“Hors d’oeuvre: a food served in small portions before the main part of a meal.” – Merriam-Webster
As a kid growing up I heard this word when my parents were invited to parties — usually graduations and wedding receptions. At first I didn’t know what it meant but if you asked me to spell it I would have written it the way it sounded: “AW-DERB.” Even without knowing how to write it or even necessarily pronounce it properly I quickly figured out those rare times the word was spoken in presence meant (in the words of Alton Brown) GOOD EATS. The older I got the more I appreciated those opportunities to eat the “AW-DERBS.” Sometimes it was just fancy cheese on deluxe crackers. Sometimes it was savory little puff pastries filled with various delectable meats. Sometimes it was smoked salmon, sometimes it was thinly sliced roast beef and little rolls, but whatever it was the hors d’oeuvres were always delicious. I don’t think I gleaned the “before the main part of a meal” idea until MUCH later in life. Given those rare opportunities to enjoy such a treat I always ate my fill of hors d’oeuvres and left little room for the main course.
Tone Atlas clearly intends these “Hors D’oeuvres” to just be an appetizer before he serves us the full album, but unintentionally he also draws a reference to the rapper he sounds a bit like and that would be Action Bronson. When Bronson raps food references on his tracks he chops it up like a gourmet chef with a fine appreciation of the culinary arts, and he’d be exactly the type of emcee to serve you some tasty hors d’oeuvres at an album release party. Now it took a long time for people to get over this idea that Bronson sounded like Dennis Coles, and I suspect it will take equally as long for people to get over Atlas sounding like Bronson. It may just be the accent, it may be the cadence of his delivery, or it may be his breath control. Either way if I had to put my finger on it Atlas is Bronson mixed with a little bit of AZ. Don’t get it twisted though — if there’s two emcees you’d want to emulate or sound like you could do a hell of a lot worse.
The aptly named “’97 S**t” produced by Level 13 is a throwback to those heady days when the aforementioned AZ was somehow simultaneously the most underrated AND most overrated emcee on the East Coast depending on who you asked. It’s probably a little early for Atlas to declare himself “already a legend” given I never heard of him before this EP, but he’s off to a good start with that track and the follow up “I Am” by Zent Keyz. He’s certainly flossing like a member of The Firm, bragging he’s a “stock option blue chip” and “fat like a first grade pencil” with a “booth always smelling like champagne” when he’s recording tracks. It’s the kind of braggadocious wordplay that works because of the highly visual descriptiveness, which makes it more interesting than rappers who just talk about fat bulges in their pockets and machines that count money.

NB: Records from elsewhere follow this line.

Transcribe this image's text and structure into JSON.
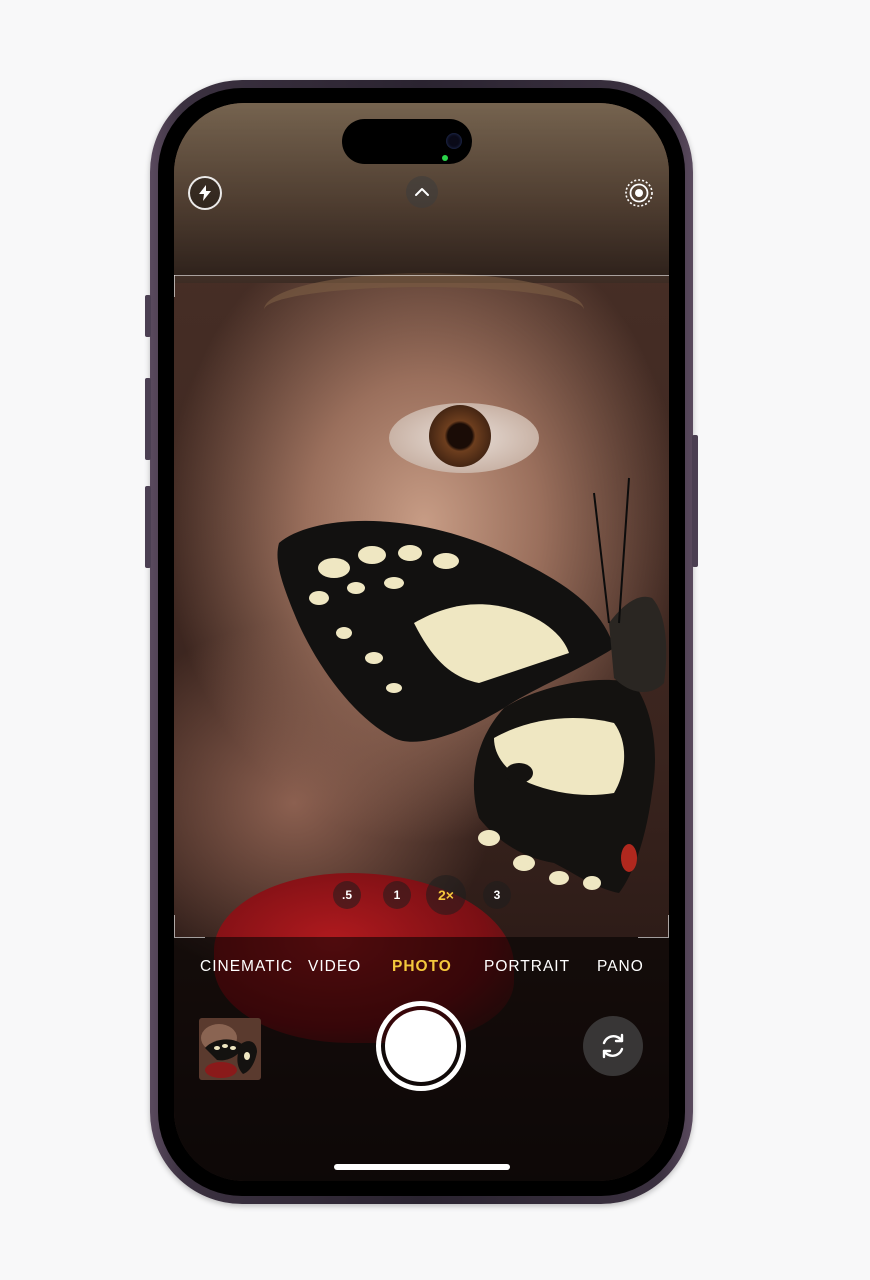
{
  "camera": {
    "top_controls": {
      "flash_icon": "flash-bolt-icon",
      "expand_icon": "chevron-up-icon",
      "live_icon": "live-photo-icon"
    },
    "zoom_levels": [
      {
        "label": ".5",
        "active": false
      },
      {
        "label": "1",
        "active": false
      },
      {
        "label": "2×",
        "active": true
      },
      {
        "label": "3",
        "active": false
      }
    ],
    "modes": [
      {
        "label": "CINEMATIC",
        "active": false
      },
      {
        "label": "VIDEO",
        "active": false
      },
      {
        "label": "PHOTO",
        "active": true
      },
      {
        "label": "PORTRAIT",
        "active": false
      },
      {
        "label": "PANO",
        "active": false
      }
    ],
    "bottom_controls": {
      "shutter_icon": "shutter-button",
      "flip_icon": "camera-flip-icon",
      "thumbnail_icon": "last-photo-thumbnail"
    },
    "colors": {
      "accent_yellow": "#f4c83c",
      "phone_frame": "#3b3140",
      "background": "#f8f8f9"
    }
  }
}
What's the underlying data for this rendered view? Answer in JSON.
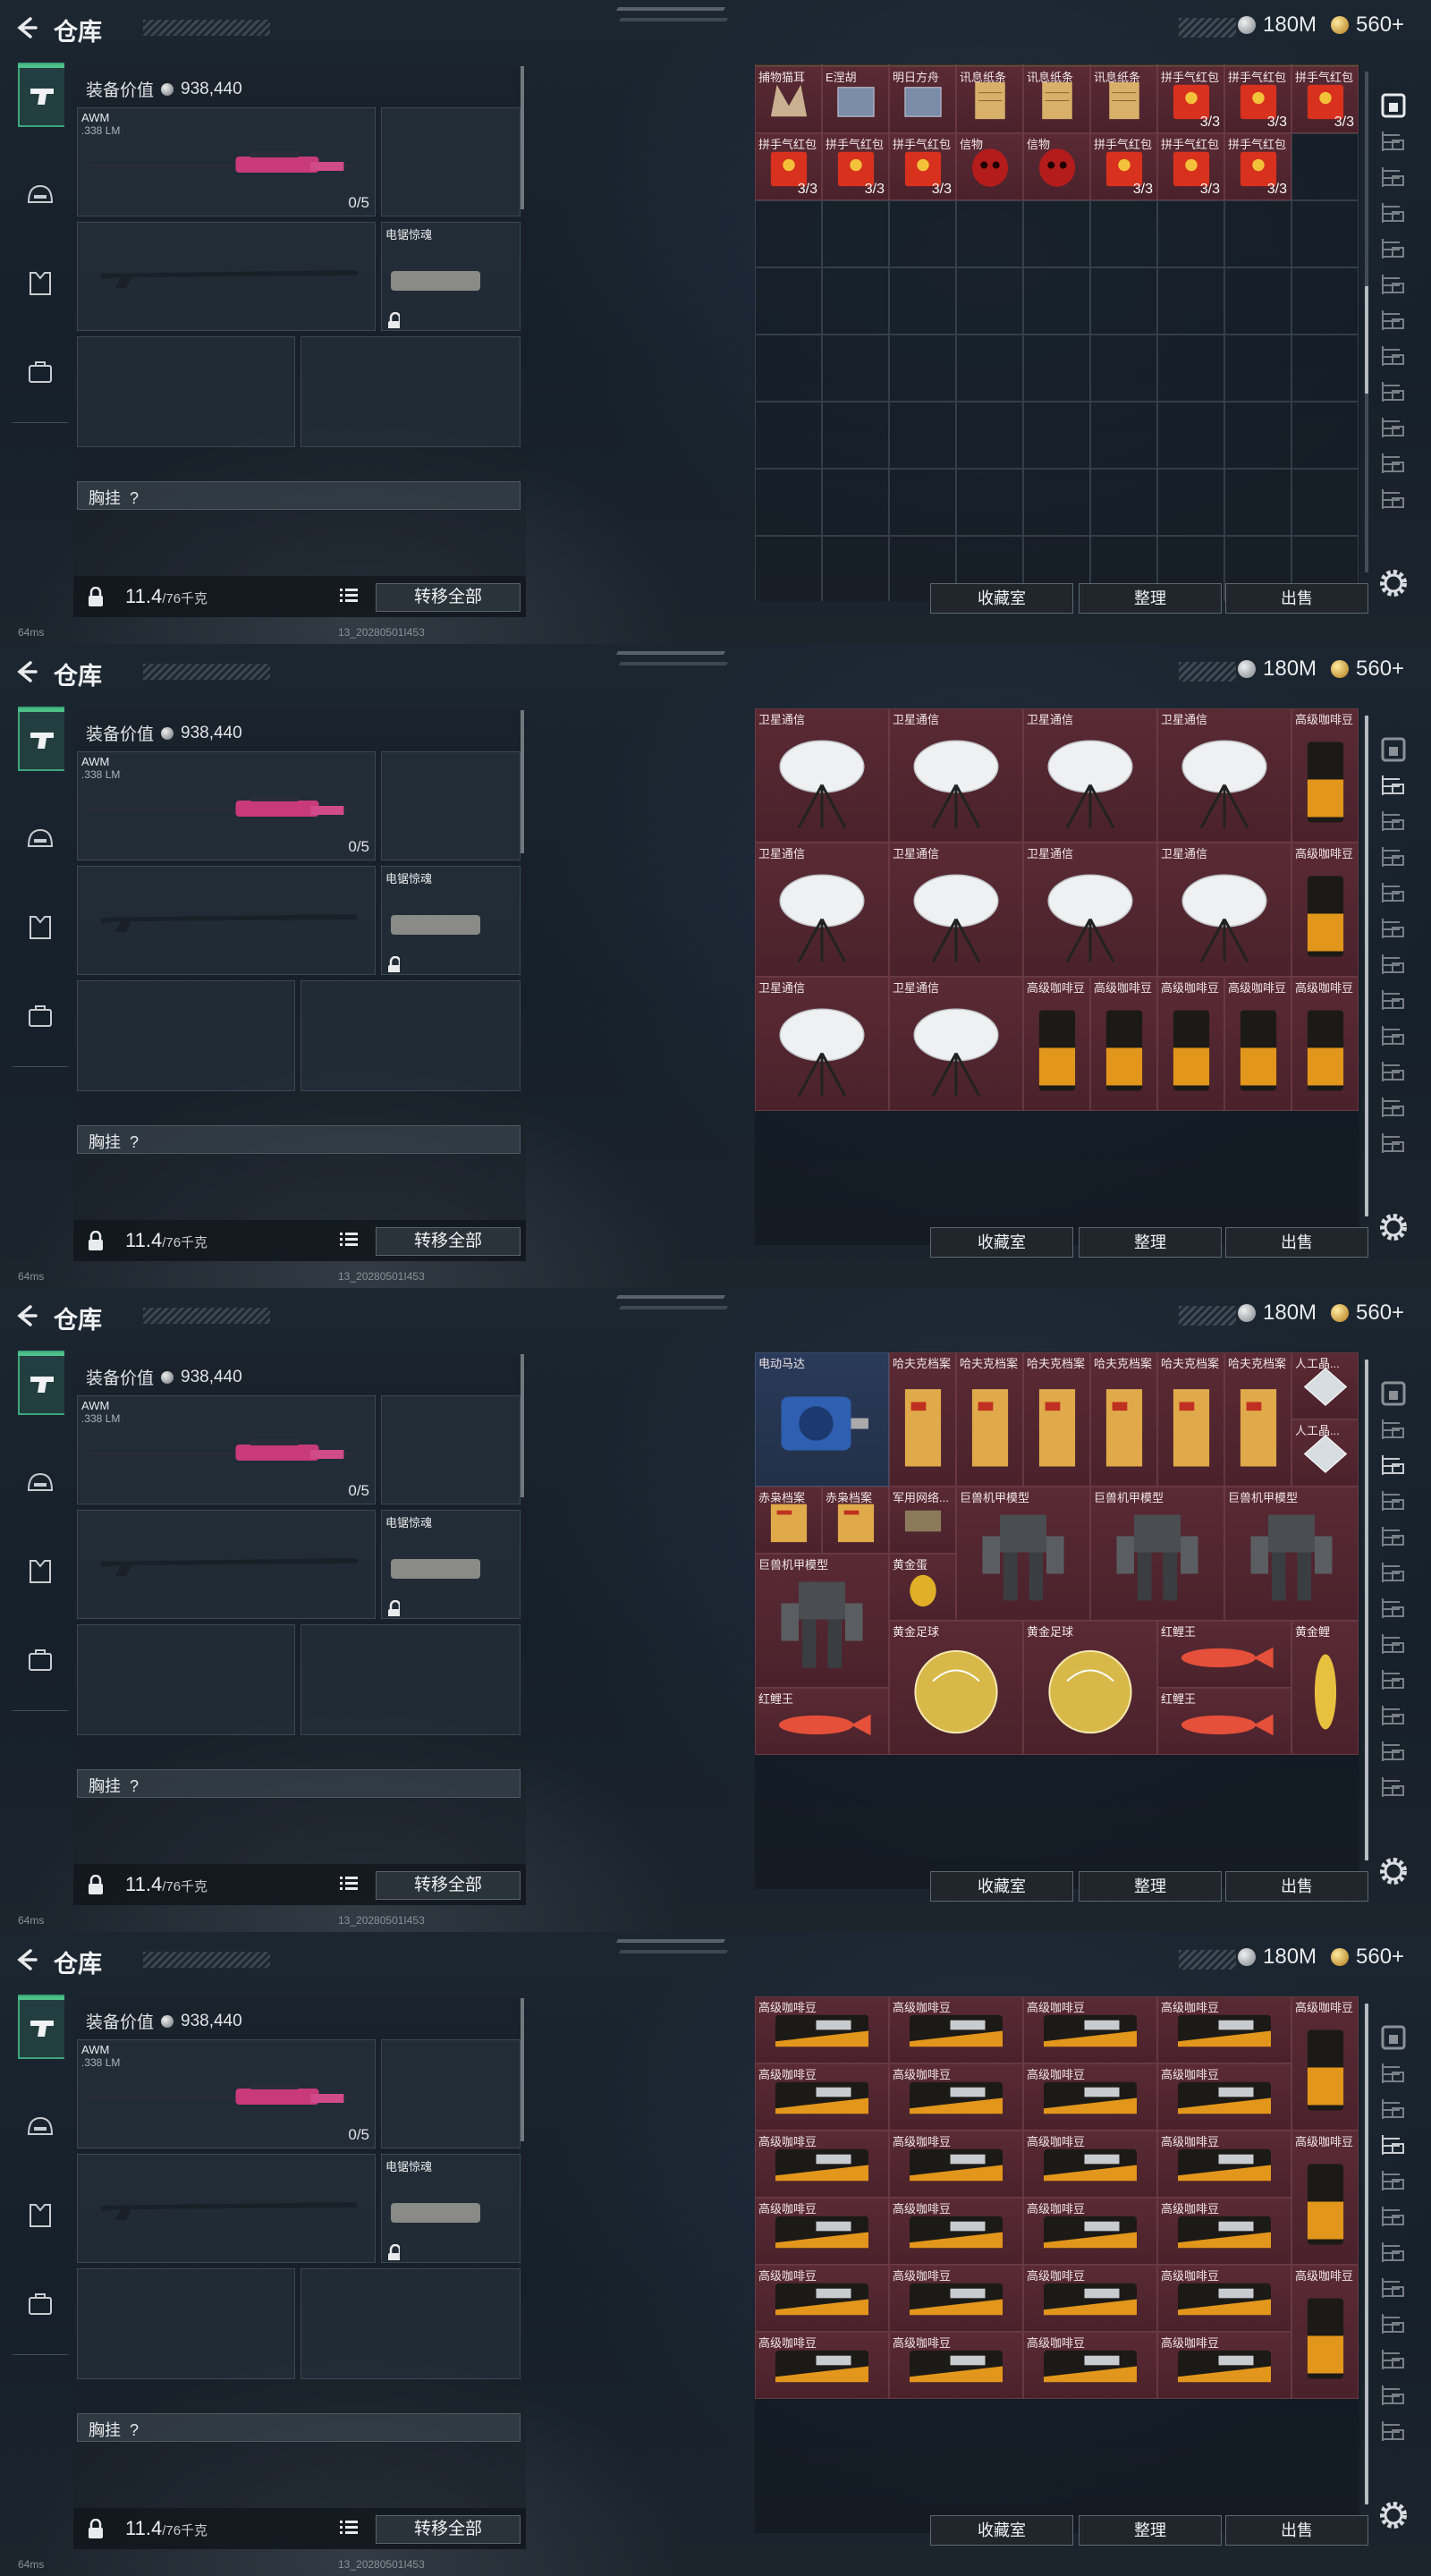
{
  "header": {
    "title": "仓库",
    "currency_silver": "180M",
    "currency_gold": "560+"
  },
  "equipment": {
    "value_label": "装备价值",
    "value": "938,440",
    "primary_weapon": {
      "name": "AWM",
      "ammo": ".338 LM",
      "count": "0/5"
    },
    "melee_label": "电锯惊魂",
    "chest_label": "胸挂",
    "chest_hint": "?",
    "weight_current": "11.4",
    "weight_max": "/76千克",
    "transfer_all_label": "转移全部"
  },
  "actions": {
    "collection_label": "收藏室",
    "organize_label": "整理",
    "sell_label": "出售"
  },
  "footer": {
    "ping": "64ms",
    "build": "13_20280501I453"
  },
  "panels": [
    {
      "rows": [
        [
          "捕物猫耳",
          "E涅胡",
          "明日方舟",
          "讯息纸条",
          "讯息纸条",
          "讯息纸条",
          "拼手气红包",
          "拼手气红包",
          "拼手气红包"
        ],
        [
          "拼手气红包",
          "拼手气红包",
          "拼手气红包",
          "信物",
          "信物",
          "拼手气红包",
          "拼手气红包",
          "拼手气红包",
          ""
        ]
      ],
      "qty": [
        [
          "",
          "",
          "",
          "",
          "",
          "",
          "3/3",
          "3/3",
          "3/3"
        ],
        [
          "3/3",
          "3/3",
          "3/3",
          "",
          "",
          "3/3",
          "3/3",
          "3/3",
          ""
        ]
      ]
    },
    {
      "rows": [
        [
          "卫星通信",
          "卫星通信",
          "卫星通信",
          "卫星通信",
          "高级咖啡豆"
        ],
        [
          "卫星通信",
          "卫星通信",
          "卫星通信",
          "卫星通信",
          "高级咖啡豆"
        ],
        [
          "卫星通信",
          "卫星通信",
          "高级咖啡豆",
          "高级咖啡豆",
          "高级咖啡豆",
          "高级咖啡豆",
          "高级咖啡豆"
        ]
      ]
    },
    {
      "items": [
        "电动马达",
        "哈夫克档案",
        "哈夫克档案",
        "哈夫克档案",
        "哈夫克档案",
        "哈夫克档案",
        "哈夫克档案",
        "人工晶...",
        "人工晶...",
        "赤枭档案",
        "赤枭档案",
        "军用网络...",
        "巨兽机甲模型",
        "巨兽机甲模型",
        "巨兽机甲模型",
        "巨兽机甲模型",
        "黄金蛋",
        "黄金足球",
        "黄金足球",
        "红鲤王",
        "黄金鲤",
        "红鲤王",
        "红鲤王"
      ]
    },
    {
      "label": "高级咖啡豆"
    }
  ]
}
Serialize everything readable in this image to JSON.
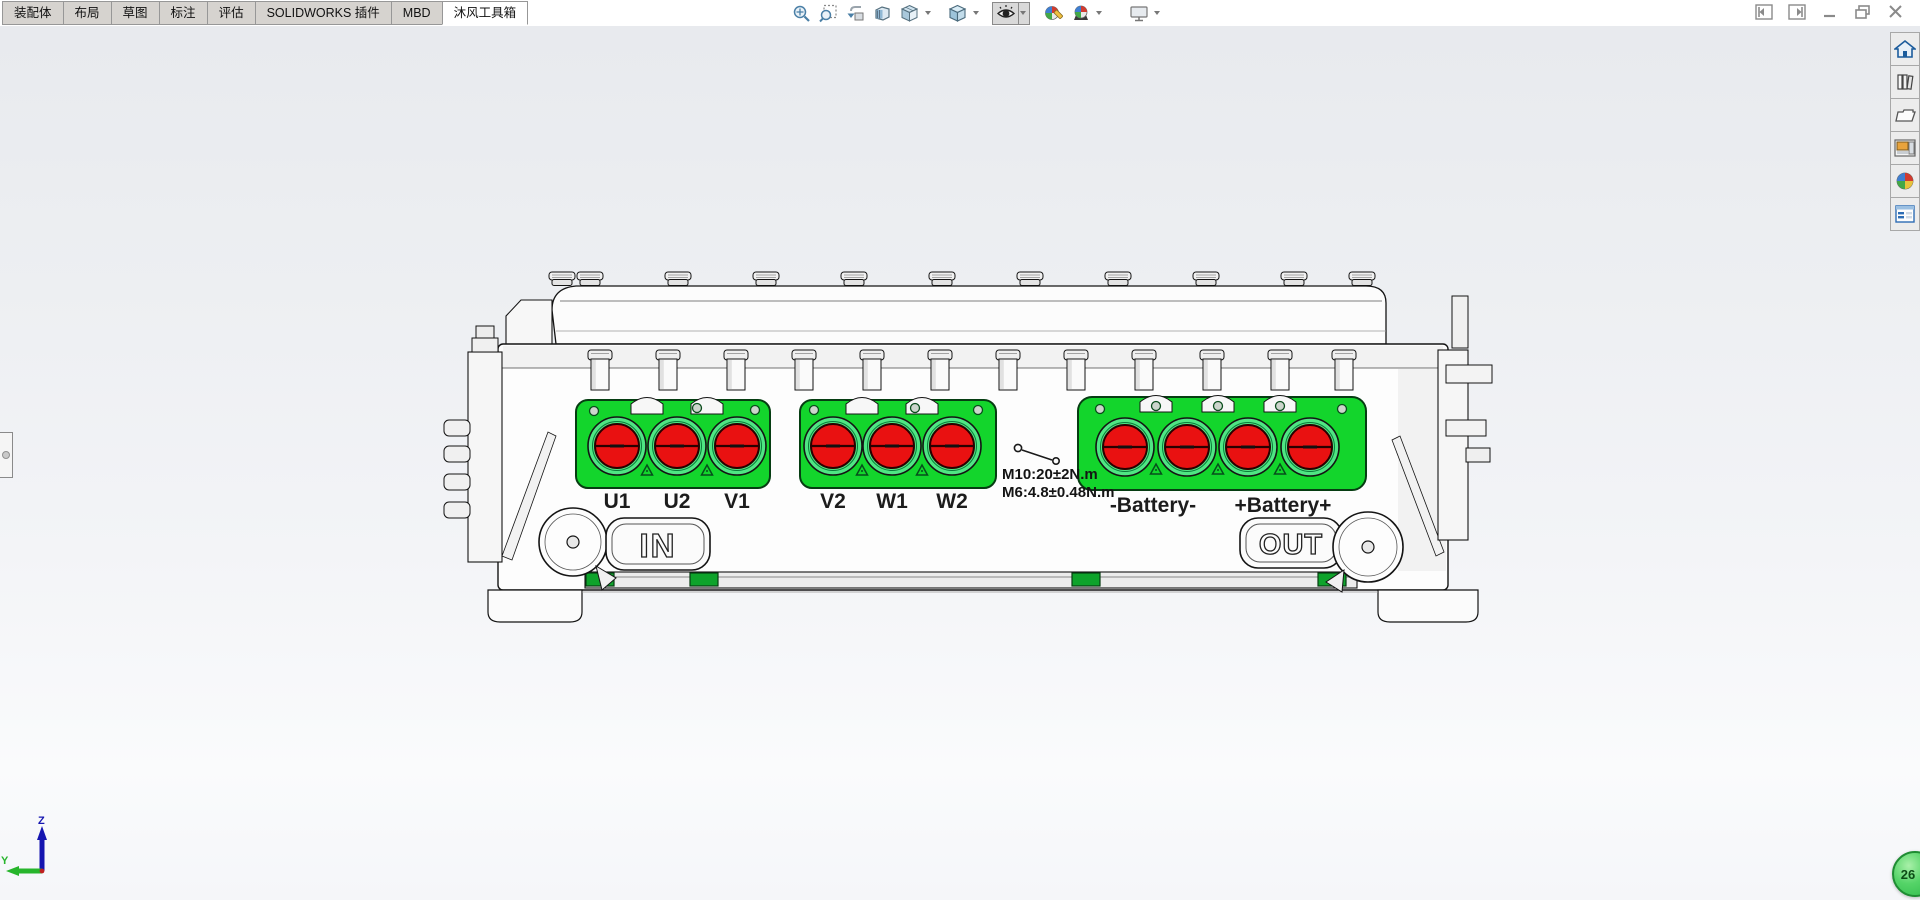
{
  "ribbon": {
    "tabs": [
      {
        "label": "装配体",
        "active": false
      },
      {
        "label": "布局",
        "active": false
      },
      {
        "label": "草图",
        "active": false
      },
      {
        "label": "标注",
        "active": false
      },
      {
        "label": "评估",
        "active": false
      },
      {
        "label": "SOLIDWORKS 插件",
        "active": false
      },
      {
        "label": "MBD",
        "active": false
      },
      {
        "label": "沐风工具箱",
        "active": true
      }
    ]
  },
  "headsup_toolbar": {
    "buttons": [
      {
        "name": "zoom-to-fit"
      },
      {
        "name": "zoom-to-area"
      },
      {
        "name": "previous-view"
      },
      {
        "name": "section-view"
      },
      {
        "name": "dynamic-annotation-views",
        "dropdown": true
      },
      {
        "name": "view-orientation",
        "dropdown": true
      },
      {
        "name": "display-style",
        "dropdown": true,
        "pressed": true
      },
      {
        "name": "edit-appearance"
      },
      {
        "name": "apply-scene",
        "dropdown": true
      },
      {
        "name": "view-settings",
        "dropdown": true
      }
    ]
  },
  "window_controls": [
    {
      "name": "collapse-left-pane"
    },
    {
      "name": "collapse-right-pane"
    },
    {
      "name": "minimize"
    },
    {
      "name": "restore"
    },
    {
      "name": "close"
    }
  ],
  "task_pane": {
    "items": [
      {
        "name": "solidworks-resources"
      },
      {
        "name": "design-library"
      },
      {
        "name": "file-explorer"
      },
      {
        "name": "view-palette"
      },
      {
        "name": "appearances-scenes"
      },
      {
        "name": "custom-properties"
      }
    ]
  },
  "model": {
    "phase_labels": [
      "U1",
      "U2",
      "V1",
      "V2",
      "W1",
      "W2"
    ],
    "battery_labels": [
      "-Battery-",
      "+Battery+"
    ],
    "torque_notes": [
      "M10:20±2N.m",
      "M6:4.8±0.48N.m"
    ],
    "coolant_in_label": "IN",
    "coolant_out_label": "OUT"
  },
  "orientation_triad": {
    "z_label": "Z",
    "y_label": "Y"
  },
  "notification_badge": {
    "count": "26"
  },
  "colors": {
    "connector_plate_green": "#13d52c",
    "port_ring_green": "#4fe683",
    "port_red": "#e91111",
    "clip_green": "#0ea32b",
    "viewport_top": "#e8eaee",
    "viewport_bottom": "#f5f6f9"
  }
}
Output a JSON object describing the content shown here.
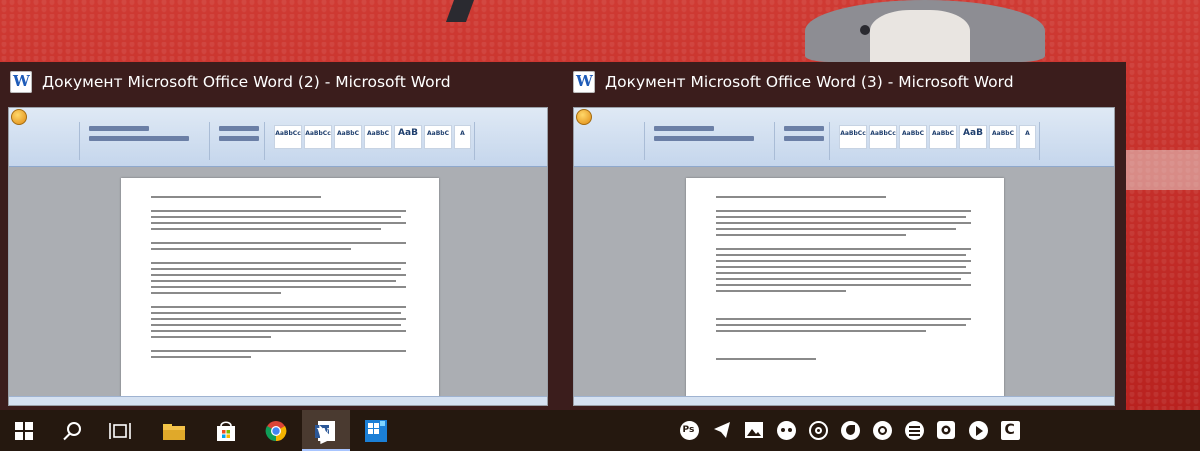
{
  "flyout": {
    "windows": [
      {
        "title": "Документ Microsoft Office Word (2) - Microsoft Word",
        "icon": "word-icon"
      },
      {
        "title": "Документ Microsoft Office Word (3) - Microsoft Word",
        "icon": "word-icon"
      }
    ]
  },
  "colors": {
    "wallpaper_red": "#c8312c",
    "flyout_bg": "#3b1d1c",
    "taskbar_bg": "#25180f",
    "active_indicator": "#a8c5ff"
  },
  "taskbar": {
    "buttons": [
      {
        "name": "start-icon"
      },
      {
        "name": "search-icon"
      },
      {
        "name": "task-view-icon"
      },
      {
        "name": "file-explorer-icon"
      },
      {
        "name": "store-icon"
      },
      {
        "name": "chrome-icon"
      },
      {
        "name": "word-icon",
        "active": true
      },
      {
        "name": "app-tile-icon"
      }
    ],
    "tray": [
      {
        "name": "photoshop-icon",
        "label": "Ps"
      },
      {
        "name": "telegram-icon"
      },
      {
        "name": "photos-icon"
      },
      {
        "name": "eye-icon"
      },
      {
        "name": "chrome-tray-icon"
      },
      {
        "name": "firefox-icon"
      },
      {
        "name": "settings-app-icon"
      },
      {
        "name": "stack-icon"
      },
      {
        "name": "media-icon"
      },
      {
        "name": "play-icon"
      },
      {
        "name": "ccleaner-icon",
        "label": "C"
      }
    ]
  }
}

As comical as it might be in some scenarios his threat to “fold you like a New York slice” seems just machismo enough for where he’s coming from on the track.
Atlas is apparently a generous cat as he gives up a surprising amount of time to his homies on “The Coldest Winter” and “Plata O Plomo,” and while I appreciate that loyalty to his crew it’s him I’m trying to get to know here and not the rest of his comrades. “Rappers thinkin they nice, they ain’t Tone” quips our audacious author on the melancholy “Madness” laced by Twist L’s, with his “flow trapped in the 90’s” and solemn vow that “the industry can’t buy me I’ll be underground forever.” Well that’s not going to happen because simply by being reviewed here he’s already upped the level of notoriety a notch. He’s not mainstream off one write-up by any means but there’s a lot of talent to Tone Atlas that’s going to be hard for the hip-hop world to ignore and I for one am not full off the appetizers.